Day Two was all about sharpening our skills for the upper mountain: Crampons, Rope Team Travel, Self-arrest techniques. I had been exposed to these skills before on Mount Washington and Mount Hood, but this was different. The guides pressure-tested us – when you’re on a rope team, everyone’s life is literally tied together. One weak link, and the whole team could go for a ride. We spent the day getting dragged down the slopes of Camp Muir, simulating falls and arrests—again and again, until they knew we were ready.
We hit the tents to rest up for the alpine start at 1:00 AM. And just like that, the weather flipped again. The cold returned. The wind howled. Snow and sleet tapped and whipped the sides of the tent. Small silver lining: the wind kept my buddy from hitting deep sleep—so I got a rare reprieve from the snoring symphony.

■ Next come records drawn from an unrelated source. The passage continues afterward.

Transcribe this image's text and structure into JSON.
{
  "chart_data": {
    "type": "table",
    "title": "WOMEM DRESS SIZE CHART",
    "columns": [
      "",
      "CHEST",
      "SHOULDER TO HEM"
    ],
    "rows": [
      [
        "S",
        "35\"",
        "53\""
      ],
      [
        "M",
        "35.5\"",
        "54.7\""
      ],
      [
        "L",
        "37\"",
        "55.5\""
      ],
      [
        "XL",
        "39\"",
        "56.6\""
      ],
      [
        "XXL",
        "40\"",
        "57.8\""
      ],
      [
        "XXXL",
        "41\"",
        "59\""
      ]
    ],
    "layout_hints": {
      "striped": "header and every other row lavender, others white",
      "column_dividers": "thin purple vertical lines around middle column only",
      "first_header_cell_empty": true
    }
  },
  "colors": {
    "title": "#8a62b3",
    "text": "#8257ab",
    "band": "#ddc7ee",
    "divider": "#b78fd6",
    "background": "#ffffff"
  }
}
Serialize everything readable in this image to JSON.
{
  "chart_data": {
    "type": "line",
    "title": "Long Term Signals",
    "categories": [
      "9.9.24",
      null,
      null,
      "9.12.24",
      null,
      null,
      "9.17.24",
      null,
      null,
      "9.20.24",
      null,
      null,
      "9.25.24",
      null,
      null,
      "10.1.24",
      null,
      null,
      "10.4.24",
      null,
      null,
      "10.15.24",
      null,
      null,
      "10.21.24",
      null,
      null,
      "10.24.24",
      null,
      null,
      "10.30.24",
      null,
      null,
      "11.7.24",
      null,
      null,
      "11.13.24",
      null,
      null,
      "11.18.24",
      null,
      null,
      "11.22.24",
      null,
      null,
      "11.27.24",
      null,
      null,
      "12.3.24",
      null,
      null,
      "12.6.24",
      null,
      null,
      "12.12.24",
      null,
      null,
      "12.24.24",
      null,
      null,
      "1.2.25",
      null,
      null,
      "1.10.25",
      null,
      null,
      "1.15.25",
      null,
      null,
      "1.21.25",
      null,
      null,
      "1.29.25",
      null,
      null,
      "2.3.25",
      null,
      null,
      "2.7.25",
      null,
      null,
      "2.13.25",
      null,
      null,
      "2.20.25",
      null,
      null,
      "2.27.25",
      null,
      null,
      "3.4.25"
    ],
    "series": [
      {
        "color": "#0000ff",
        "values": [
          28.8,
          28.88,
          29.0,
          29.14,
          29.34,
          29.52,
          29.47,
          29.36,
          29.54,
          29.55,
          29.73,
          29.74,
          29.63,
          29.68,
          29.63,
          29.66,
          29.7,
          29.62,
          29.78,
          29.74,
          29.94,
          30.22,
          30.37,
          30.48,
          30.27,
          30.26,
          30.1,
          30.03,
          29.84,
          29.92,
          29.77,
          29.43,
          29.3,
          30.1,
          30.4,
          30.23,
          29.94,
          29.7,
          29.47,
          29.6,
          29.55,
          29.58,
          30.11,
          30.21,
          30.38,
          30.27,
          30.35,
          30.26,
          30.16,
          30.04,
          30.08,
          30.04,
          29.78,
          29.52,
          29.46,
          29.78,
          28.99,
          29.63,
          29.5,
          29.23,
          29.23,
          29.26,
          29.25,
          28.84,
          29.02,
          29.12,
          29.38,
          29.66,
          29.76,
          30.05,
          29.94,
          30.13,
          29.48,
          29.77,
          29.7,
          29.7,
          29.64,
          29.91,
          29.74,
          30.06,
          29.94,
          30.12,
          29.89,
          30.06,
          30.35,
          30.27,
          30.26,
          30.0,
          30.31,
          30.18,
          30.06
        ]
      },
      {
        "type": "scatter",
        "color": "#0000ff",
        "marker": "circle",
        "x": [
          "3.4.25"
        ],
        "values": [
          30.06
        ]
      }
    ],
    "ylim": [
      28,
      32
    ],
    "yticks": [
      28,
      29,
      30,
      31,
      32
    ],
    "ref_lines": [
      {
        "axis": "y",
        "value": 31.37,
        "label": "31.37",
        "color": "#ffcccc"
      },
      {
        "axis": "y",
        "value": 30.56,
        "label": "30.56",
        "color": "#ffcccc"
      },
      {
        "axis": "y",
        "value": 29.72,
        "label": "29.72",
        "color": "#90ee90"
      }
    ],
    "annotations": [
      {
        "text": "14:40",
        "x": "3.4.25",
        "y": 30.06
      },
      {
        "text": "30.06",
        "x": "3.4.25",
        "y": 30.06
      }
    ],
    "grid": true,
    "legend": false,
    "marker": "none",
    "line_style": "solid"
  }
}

1:00 AM. The snow had stopped, but the wind and cold had settled in hard. And according to the forecast, they were only going to get worse. The guides were skeptical about summiting, but we were still a go—as far as conditions would allow.
We ate our alpine breakfast—ramen and coffee—roped up, and stepped into the dark. By the time we reached Disappointment Cleaver—about halfway up the mountain—that old, familiar feeling of intimidation crept back in. The same feeling I had on my first climb of Mount Washington. I was tired. Physically, from the climb. Mentally, from the constant tug-of-war that happens on a new rope team. The dark. The wind. The cold. It was all pressing in. One of our teammates had to turn back due to an injury. A couple more were hanging on by a thread, and the guides were seriously considering pulling the plug for the whole group. We pressed on.
Dawn broke. The temperature started to rise. And by the time we reached High Break at around 13,500 feet, something shifted in me. My head was clear. The doubt and fear had been replaced with focus and resolve. The weather was still hovering just on the edge of acceptable—any worse, and the guides would’ve called it.
Up and over the crater rim. The clouds parted just long enough to give us a moment to celebrate. We stood at the top of the most glaciated peak in the lower 48. We didn’t make it to Columbia Crest, the absolute highest point on Rainier – across the crater rim, a couple hundred vertical feet away. Our guides stopped us at what is considered the bad-weather summit—as far as they were willing to go in those conditions.
Some of our teammates were really struggling with altitude sickness, and I was just grateful we made it that far. The visibility closed in quickly, and we began the descent. Over 15 hours after starting our summit push, we arrived back at Camp Paradise, where we’d started three days earlier. I was physically wrecked. My knee held up better than it had on Mount Hood, but it still wasn’t anywhere near ready to handle 9,000 vertical feet of descent in a single push.
Mission complete.
And just like that, what I’d spent hundreds of hours training for—what had consumed an entire year of my life—was over. Only… it didn’t feel like an ending. It felt like a beginning.
At 45 years old, I had found a new love: Mountaineering.